Regularity Enforces Trivial $\in$-Isomorphisms

Question

Theorem 6.7. in Jech's Set Theory:

Assume Regularity. Let $T_1, T_2$ be transitive classes and let the bijection $\pi \colon T_1 \to T_2$ satisfy $u \in v \implies \pi u \in \pi v$. Then $\pi u = u$ for all $u \in T_1$ (and hence $T_1 = T_2$).

I have proved this statement independently and differently to Jech's proposed argument; of course I also want to understand his proof:

By $\in$-induction. Suppose $\pi z = z$ for all $z \in x \in T_1$. Then $x \subseteq \pi x$ because $z = \pi z \in \pi x$. Let $y \in \pi x$. Since $T_2$ is transitive, there is some z for which $\pi z = y$. Since $\pi z \in \pi x$, we have $z \in x$, and so $y = \pi z = z$. Thus $y \in x$.

I absolutely fail to see why the bold assertion follows (what obvious detail am I missing?). Could someone please point me in the right direction?

Answer 1

You have an error in the statement of the theorem. It should say $u \in v \iff \pi u \in \pi v$ instead of $u \in v \implies \pi u \in \pi v$. The line in question then follows immediately from this assumption.
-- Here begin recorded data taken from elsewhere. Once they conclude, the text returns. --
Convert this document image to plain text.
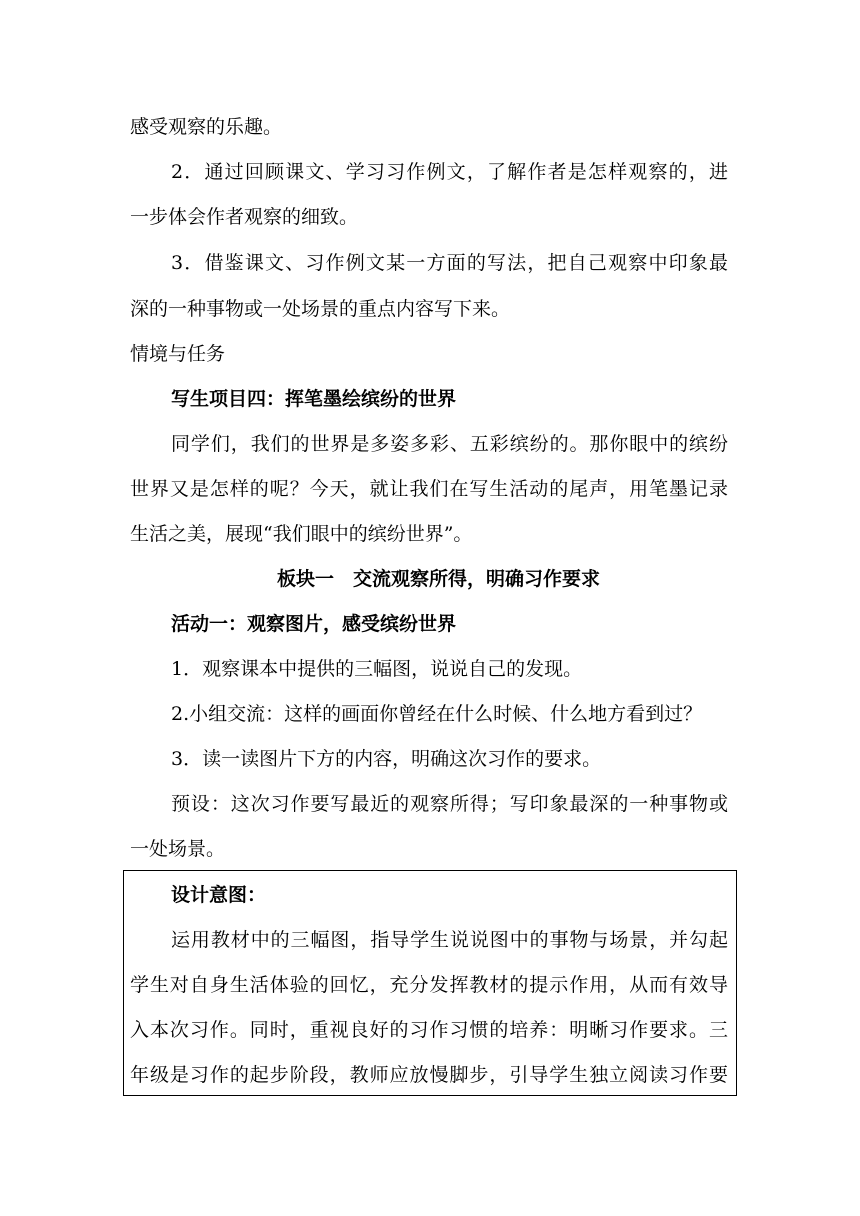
感受观察的乐趣。
2．通过回顾课文、学习习作例文，了解作者是怎样观察的，进
一步体会作者观察的细致。
3．借鉴课文、习作例文某一方面的写法，把自己观察中印象最
深的一种事物或一处场景的重点内容写下来。
情境与任务
写生项目四：挥笔墨绘缤纷的世界
同学们，我们的世界是多姿多彩、五彩缤纷的。那你眼中的缤纷
世界又是怎样的呢？今天，就让我们在写生活动的尾声，用笔墨记录
生活之美，展现“我们眼中的缤纷世界”。
板块一　交流观察所得，明确习作要求
活动一：观察图片，感受缤纷世界
1．观察课本中提供的三幅图，说说自己的发现。
2.小组交流：这样的画面你曾经在什么时候、什么地方看到过？
3．读一读图片下方的内容，明确这次习作的要求。
预设：这次习作要写最近的观察所得；写印象最深的一种事物或
一处场景。
设计意图：
运用教材中的三幅图，指导学生说说图中的事物与场景，并勾起
学生对自身生活体验的回忆，充分发挥教材的提示作用，从而有效导
入本次习作。同时，重视良好的习作习惯的培养：明晰习作要求。三
年级是习作的起步阶段，教师应放慢脚步，引导学生独立阅读习作要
The theorem is not true the way you wrote it. For instance, let $T_1=\{\emptyset,\{\emptyset\}, \{\{\emptyset\}\}\}$ and $T_2=\{\emptyset,\{\emptyset\}, \{\emptyset,\{\emptyset\}\}\}$ and let $\pi(\emptyset)=\emptyset$, $\pi(\{\emptyset\})=\{\emptyset\}$, and $\pi(\{\{\emptyset\}\})=\{\emptyset,\{\emptyset\}\}$.

Answer 2

By your choice of $y$ and $z$, you have $y\in\pi(x)$ and $\pi(z)=y$. Plug the latter into the former to conclude $\pi(z)\in\pi(x)$.
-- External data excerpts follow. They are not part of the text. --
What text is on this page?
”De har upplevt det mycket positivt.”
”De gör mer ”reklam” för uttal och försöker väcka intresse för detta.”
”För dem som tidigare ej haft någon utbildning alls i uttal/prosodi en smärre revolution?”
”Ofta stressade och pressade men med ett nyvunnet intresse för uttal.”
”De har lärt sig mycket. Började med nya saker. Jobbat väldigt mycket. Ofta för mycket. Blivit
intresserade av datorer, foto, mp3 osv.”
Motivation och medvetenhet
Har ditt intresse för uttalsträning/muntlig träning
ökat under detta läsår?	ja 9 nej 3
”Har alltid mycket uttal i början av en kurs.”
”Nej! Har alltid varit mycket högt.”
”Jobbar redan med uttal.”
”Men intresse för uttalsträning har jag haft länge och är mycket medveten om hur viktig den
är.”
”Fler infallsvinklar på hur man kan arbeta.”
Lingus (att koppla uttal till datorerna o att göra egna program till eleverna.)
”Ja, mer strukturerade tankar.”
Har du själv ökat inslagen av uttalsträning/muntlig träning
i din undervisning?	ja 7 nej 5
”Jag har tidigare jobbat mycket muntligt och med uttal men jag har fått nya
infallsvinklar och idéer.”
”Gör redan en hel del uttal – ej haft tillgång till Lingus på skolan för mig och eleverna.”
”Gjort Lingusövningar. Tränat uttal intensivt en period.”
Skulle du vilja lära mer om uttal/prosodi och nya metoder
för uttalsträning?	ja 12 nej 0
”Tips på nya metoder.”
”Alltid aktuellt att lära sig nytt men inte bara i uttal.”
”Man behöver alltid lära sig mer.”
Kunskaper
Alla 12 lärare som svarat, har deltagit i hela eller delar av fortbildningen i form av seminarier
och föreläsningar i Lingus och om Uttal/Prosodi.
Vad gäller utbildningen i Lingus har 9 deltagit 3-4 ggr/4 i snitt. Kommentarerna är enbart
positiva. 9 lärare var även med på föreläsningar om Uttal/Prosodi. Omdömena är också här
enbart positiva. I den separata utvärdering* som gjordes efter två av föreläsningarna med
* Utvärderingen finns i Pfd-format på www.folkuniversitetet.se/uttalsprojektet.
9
The $\implies$ in the assumption for $\pi$ must be a typo for $\iff$. Otherwise this would be a counterexample to the claim: $$ T_1 = \{\varnothing,\{\varnothing\},\{\{\varnothing\}\}\} \\ T_2 = \{ \varnothing,\{\varnothing\},\{\varnothing,\{\varnothing\}\}\} $$ with the "obvious" $\pi$.

Therefore $\pi(z)\in\pi(x)$ implies $z\in x$.